ワイン用語集フランスワインブルゴーニュ地方

シャンベルタン(グランクリュ)の特徴と名前の由来

シャンベルタン(CHAMBERTIN)は、ジュヴレシャンベルタン村にあるグランクリュで、単独でシャンベルタンと名乗ります。

ジュヴレシャンベルタン村にあるグランクリュは9つとコートドールでは最も多くなっています。

グランクリュ合計で87ha となかなかの大きさです(ただし大きさで言えばアロクスコルトン232haには及びません)。

シャンベルタンクロドベーズは単なるシャンベルタンと名乗ってもいいのですが、こちらのほうはクロドベーズとは名乗れません。

 

シャンベルタン

ジュヴレシャンベルタン村のグランクリュの中ではこのワインとクロドベーズの二つが一段高い評価を受けています。

ただしこれはマーケット上での評価で、行政区画的には他のグランクリュとの区別はありません。

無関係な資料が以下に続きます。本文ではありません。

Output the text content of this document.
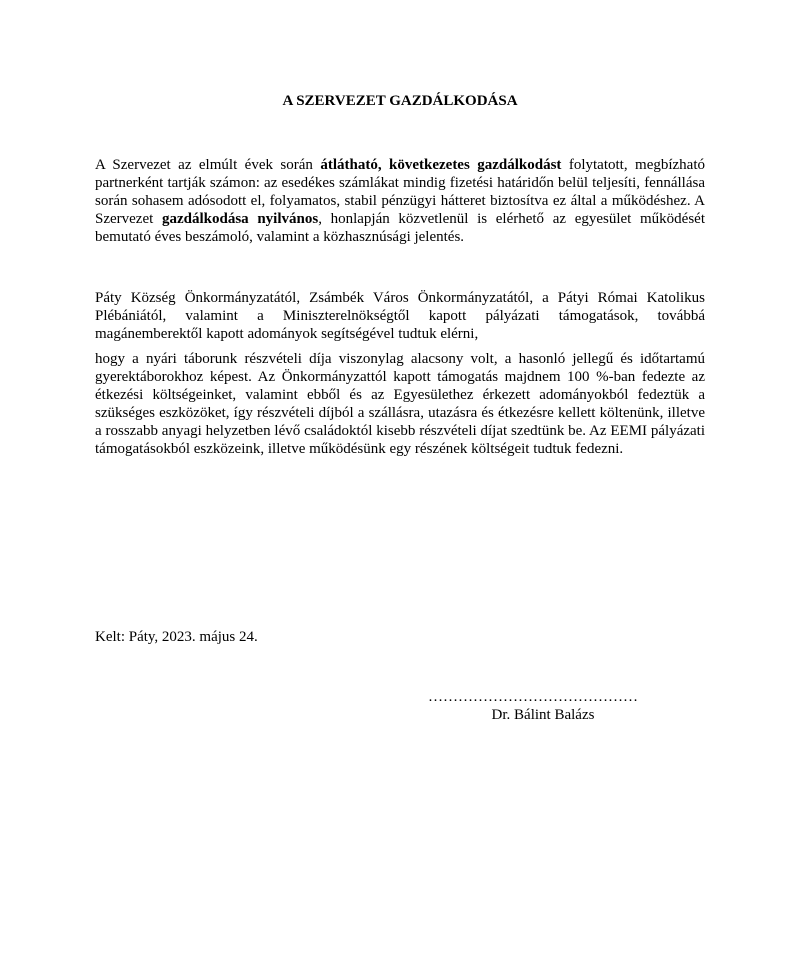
A SZERVEZET GAZDÁLKODÁSA

A Szervezet az elmúlt évek során átlátható, következetes gazdálkodást folytatott, megbízható partnerként tartják számon: az esedékes számlákat mindig fizetési határidőn belül teljesíti, fennállása során sohasem adósodott el, folyamatos, stabil pénzügyi hátteret biztosítva ez által a működéshez. A Szervezet gazdálkodása nyilvános, honlapján közvetlenül is elérhető az egyesület működését bemutató éves beszámoló, valamint a közhasznúsági jelentés.

Páty Község Önkormányzatától, Zsámbék Város Önkormányzatától, a Pátyi Római Katolikus Plébániától, valamint a Miniszterelnökségtől kapott pályázati támogatások, továbbá magánemberektől kapott adományok segítségével tudtuk elérni,

hogy a nyári táborunk részvételi díja viszonylag alacsony volt, a hasonló jellegű és időtartamú gyerektáborokhoz képest. Az Önkormányzattól kapott támogatás majdnem 100 %-ban fedezte az étkezési költségeinket, valamint ebből és az Egyesülethez érkezett adományokból fedeztük a szükséges eszközöket, így részvételi díjból a szállásra, utazásra és étkezésre kellett költenünk, illetve a rosszabb anyagi helyzetben lévő családoktól kisebb részvételi díjat szedtünk be. Az EEMI pályázati támogatásokból eszközeink, illetve működésünk egy részének költségeit tudtuk fedezni.

Kelt: Páty, 2023. május 24.
……………………………………
Dr. Bálint Balázs
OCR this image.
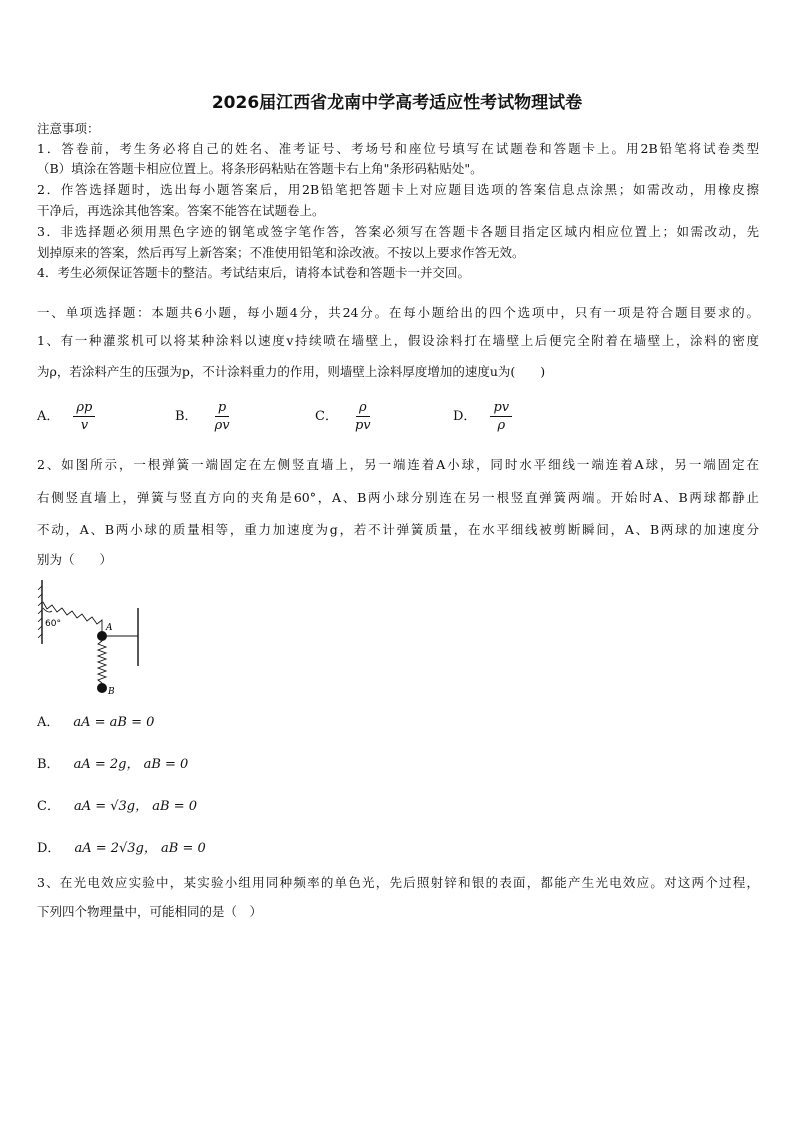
2026届江西省龙南中学高考适应性考试物理试卷
注意事项：
1．答卷前，考生务必将自己的姓名、准考证号、考场号和座位号填写在试题卷和答题卡上。用2B铅笔将试卷类型
（B）填涂在答题卡相应位置上。将条形码粘贴在答题卡右上角"条形码粘贴处"。
2．作答选择题时，选出每小题答案后，用2B铅笔把答题卡上对应题目选项的答案信息点涂黑；如需改动，用橡皮擦
干净后，再选涂其他答案。答案不能答在试题卷上。
3．非选择题必须用黑色字迹的钢笔或签字笔作答，答案必须写在答题卡各题目指定区域内相应位置上；如需改动，先
划掉原来的答案，然后再写上新答案；不准使用铅笔和涂改液。不按以上要求作答无效。
4．考生必须保证答题卡的整洁。考试结束后，请将本试卷和答题卡一并交回。
一、单项选择题：本题共6小题，每小题4分，共24分。在每小题给出的四个选项中，只有一项是符合题目要求的。
1、有一种灌浆机可以将某种涂料以速度v持续喷在墙壁上，假设涂料打在墙壁上后便完全附着在墙壁上，涂料的密度
为ρ，若涂料产生的压强为p，不计涂料重力的作用，则墙壁上涂料厚度增加的速度u为(　　)
A． $\frac{\rho p}{v}$	B． $\frac{p}{\rho v}$	C． $\frac{\rho}{pv}$	D． $\frac{pv}{\rho}$
2、如图所示，一根弹簧一端固定在左侧竖直墙上，另一端连着A小球，同时水平细线一端连着A球，另一端固定在
右侧竖直墙上，弹簧与竖直方向的夹角是60°，A、B两小球分别连在另一根竖直弹簧两端。开始时A、B两球都静止
不动，A、B两小球的质量相等，重力加速度为g，若不计弹簧质量，在水平细线被剪断瞬间，A、B两球的加速度分
别为（　　）
60°	A
B
A． aA = aB = 0
B． aA = 2g， aB = 0
C． aA = √3g， aB = 0
D． aA = 2√3g， aB = 0
3、在光电效应实验中，某实验小组用同种频率的单色光，先后照射锌和银的表面，都能产生光电效应。对这两个过程，
下列四个物理量中，可能相同的是（　）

面積は12.9ha、所有者数は25、平均年間生産量は5250ケースです。

 

主要な所有者にアルマンルソー(2.15ha)、トラぺ(1.9ha)、ロシニョールトラぺ(1.6ha)、ジャックプリウール(0.84ha)、ルイラトゥール(0.81ha)があります。

 

語源と特徴

シャンベルタンの語源は、CHAMPS BERTIN(ベルタンの畑)に由来するといわれています。

クロドベーズの隣の畑を持っていたひとがベルタンという名前で、ほかの修道僧がこの辺りで質の高いワインを造っているのを見てピノノワールを植えたのが起源とされています。

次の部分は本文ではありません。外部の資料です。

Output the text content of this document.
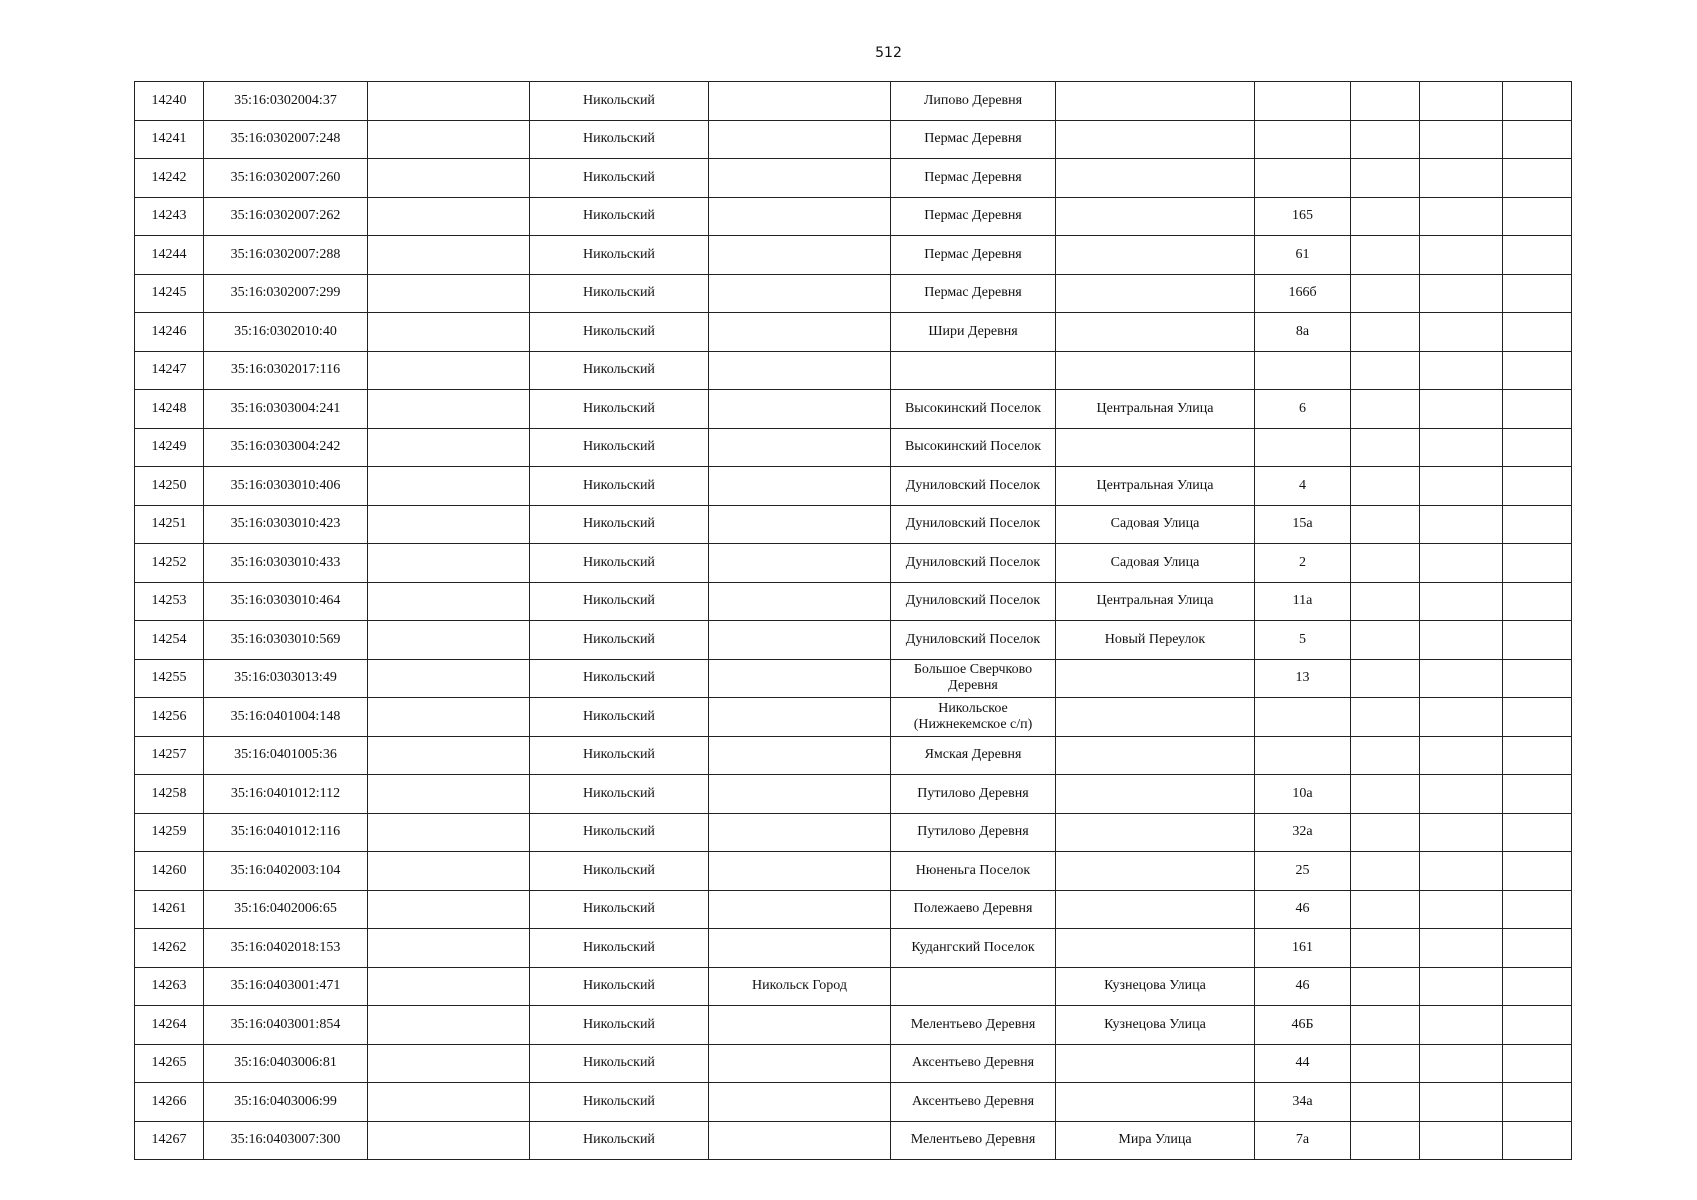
512
14240	35:16:0302004:37		Никольский		Липово Деревня					
14241	35:16:0302007:248		Никольский		Пермас Деревня					
14242	35:16:0302007:260		Никольский		Пермас Деревня					
14243	35:16:0302007:262		Никольский		Пермас Деревня		165			
14244	35:16:0302007:288		Никольский		Пермас Деревня		61			
14245	35:16:0302007:299		Никольский		Пермас Деревня		166б			
14246	35:16:0302010:40		Никольский		Шири Деревня		8а			
14247	35:16:0302017:116		Никольский							
14248	35:16:0303004:241		Никольский		Высокинский Поселок	Центральная Улица	6			
14249	35:16:0303004:242		Никольский		Высокинский Поселок					
14250	35:16:0303010:406		Никольский		Дуниловский Поселок	Центральная Улица	4			
14251	35:16:0303010:423		Никольский		Дуниловский Поселок	Садовая Улица	15а			
14252	35:16:0303010:433		Никольский		Дуниловский Поселок	Садовая Улица	2			
14253	35:16:0303010:464		Никольский		Дуниловский Поселок	Центральная Улица	11а			
14254	35:16:0303010:569		Никольский		Дуниловский Поселок	Новый Переулок	5			
14255	35:16:0303013:49		Никольский		Большое Сверчково Деревня		13			
14256	35:16:0401004:148		Никольский		Никольское (Нижнекемское с/п)					
14257	35:16:0401005:36		Никольский		Ямская Деревня					
14258	35:16:0401012:112		Никольский		Путилово Деревня		10а			
14259	35:16:0401012:116		Никольский		Путилово Деревня		32а			
14260	35:16:0402003:104		Никольский		Нюненьга Поселок		25			
14261	35:16:0402006:65		Никольский		Полежаево Деревня		46			
14262	35:16:0402018:153		Никольский		Кудангский Поселок		161			
14263	35:16:0403001:471		Никольский	Никольск Город		Кузнецова Улица	46			
14264	35:16:0403001:854		Никольский		Мелентьево Деревня	Кузнецова Улица	46Б			
14265	35:16:0403006:81		Никольский		Аксентьево Деревня		44			
14266	35:16:0403006:99		Никольский		Аксентьево Деревня		34а			
14267	35:16:0403007:300		Никольский		Мелентьево Деревня	Мира Улица	7а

13世紀にはすでにこのワインは他とは違う名声を得ていて、1219年にはラングル司教座聖堂参事会に売却され、フランス革命までの長期間保有されていました。

 

畑は東西に長い長方形の形で、北がクロドベーズ、南がラトリシエール、グランクリュ街道を挟んで東にシャルムと接しています。

斜面は緩やかですが、大雨が降ると表面の砂土は下に流されてしまいます。

 

一般的なシャンベルタンは濃密で濃い筋肉質のワインだといわれていますが、生産者による差が激しく、いくつかのドメーヌ物には明らかに品質の劣るものもあります。

そのためできれば購入前にしっかりと確認して購入するのがいいでしょう。